Publié le: 14 août 2026

Le monde économique doit participer aux débats

COMCO – La politique de la concurrence n’est pas seulement une question juridique, mais avant tout une réalité économique. Et pour bien la comprendre, il faut aussi des acteurs qui la vivent au quotidien.

La réforme des autorités de la concurrence est un sujet brûlant pour les entreprises suisses. Les entreprises poursuivies subissent les lourdeurs d’un système où l’instruction et la décision sont trop étroitement liées.

Or, avec des amendes pouvant atteindre des montants records, les procédures doivent être irréprochables, car il s’agit d’un droit qui s’apparente à du pénal.

Savoir-faire économique incarné

Pour l’usam, le projet actuel du Conseil fédéral reste largement insuffisant. Parmi les lacunes, une question essentielle se pose: faut-il conserver les représentants de l’économie (PME, grandes entreprises, paysans, syndicats et consommateurs) au sein de la Comco?

La réponse de l’usam, qui est elle-même un partenaire social, est sans ambiguïté: oui, et voici pourquoi. La concurrence ne se décrète pas depuis un bureau. C’est un phénomène complexe, ancré dans la réalité des marchés, des entreprises et des consommateurs. Une Comco composée uniquement de juristes ou de professeurs risquerait de perdre de vue cette dimension pratique.

On imagine parfois les représentants de l’économie être sous l’influence des entreprises...

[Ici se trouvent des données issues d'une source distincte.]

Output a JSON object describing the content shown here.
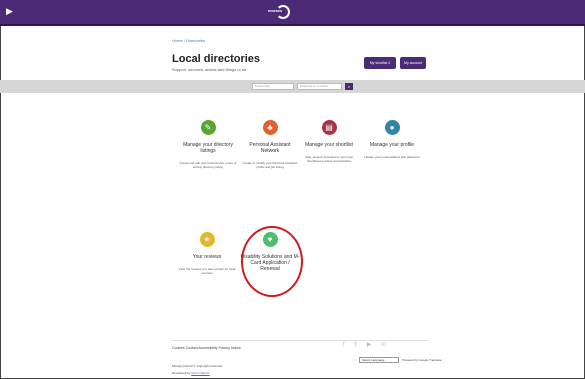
{
  "header": {
    "logo_text": "moraes"
  },
  "breadcrumb": "Home / Directories",
  "page": {
    "title": "Local directories",
    "subtitle": "Support, services, advice and things to do"
  },
  "buttons": {
    "shortlist": "My shortlist 0",
    "account": "My account"
  },
  "search": {
    "keyword_placeholder": "Keyword(s)",
    "location_placeholder": "Postcode or Location"
  },
  "cards": [
    {
      "title": "Manage your directory listings",
      "desc": "Create and edit your local service, event or activity directory listing",
      "color": "#59a632"
    },
    {
      "title": "Personal Assistant Network",
      "desc": "Create or modify your Personal Assistant profile and job listing",
      "color": "#e06233"
    },
    {
      "title": "Manage your shortlist",
      "desc": "View, amend, download or print your shortlisted services and activities",
      "color": "#a6344b"
    },
    {
      "title": "Manage your profile",
      "desc": "Update your email address and password",
      "color": "#2f86a7"
    },
    {
      "title": "Your reviews",
      "desc": "View the reviews you have written for local services",
      "color": "#e8b52a"
    },
    {
      "title": "Disability Solutions and M-Card Application / Renewal",
      "desc": "",
      "color": "#4dbf6b"
    }
  ],
  "footer": {
    "links": "Cookies   Contact   Accessibility   Privacy Notice",
    "language": "Select Language",
    "powered": "Powered by Google Translate",
    "copyright": "Moraes Council © Copyright reserved",
    "developed_by": "Developed by",
    "developer": "Open Objects"
  }
}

Les représentants de l’économie des grandes entreprises, des PME, des syndicats, des paysans ou des associations de consommateurs apportent une expertise indispensable du terrain. Sans eux, la Comco deviendrait une instance déconnectée des réalités du terrain. Or, la récente révision de la loi sur les cartels exige justement une analyse fine des effets quantitatifs et qualitatifs sur les marchés.

Comment évaluer l’impact d’une entente sans comprendre les dynamiques et défis sectoriels, sans que les représentants de l’économie soient invités?

Un garde-fou contre les dérives

La présence de représentants diversifiés au sein de la Comco n’est pas qu’un gage de légitimité: c’est aussi un mécanisme de contrôle. Le secrétariat et la commission savent que leurs décisions seront scrutées par des yeux avertis, ceux des paysans, des artisans et des PME, des industriels, des syndicats ou des consommateurs. Cette diversité pousse à la rigueur et à la diligence. Contrairement aux idées reçues, ces représentants ne sont pas des «dépendants» de l’économie. Ils ne défendent pas des intérêts particuliers, mais un savoir collectif. Et les chiffres le prouveraient: le taux de récusation des membres issus de l’économie est à coup sûr bien inférieur à celui des avocats ou des professeurs, souvent perçus comme plus «indépendants». Une ironie qui en dit long sur les préjugés en jeu.

Une indépendance sous-estimée

On imagine parfois les représentants de l’économie être sous l’influence des entreprises. Prenez l’exemple de l’usam: ses membres ne sont pas des entreprises individuelles, mais des associations économiques cantonales ou sectorielles. Cette structure crée une distance naturelle, une séparation, entre les représentants et les acteurs directs du marché.

En fin de compte, ces représentants bénéficient d’une indépendance renforcée face aux pressions du secrétariat ou de la commission. Contrairement à certains avocats ou universitaires, dont la carrière peut dépendre de bonnes relations avec les autorités, les représentants de l’économie n’ont pas à craindre de représailles.

Une COMCO composée uniquement de juristes ou de professeurs serait déconnectée du terrain.

Leur légitimité vient de leur ancrage dans le réel des institutions qu’ils représentent, pas de leur proximité avec le pouvoir. Raison pour laquelle leur présence est indispensable.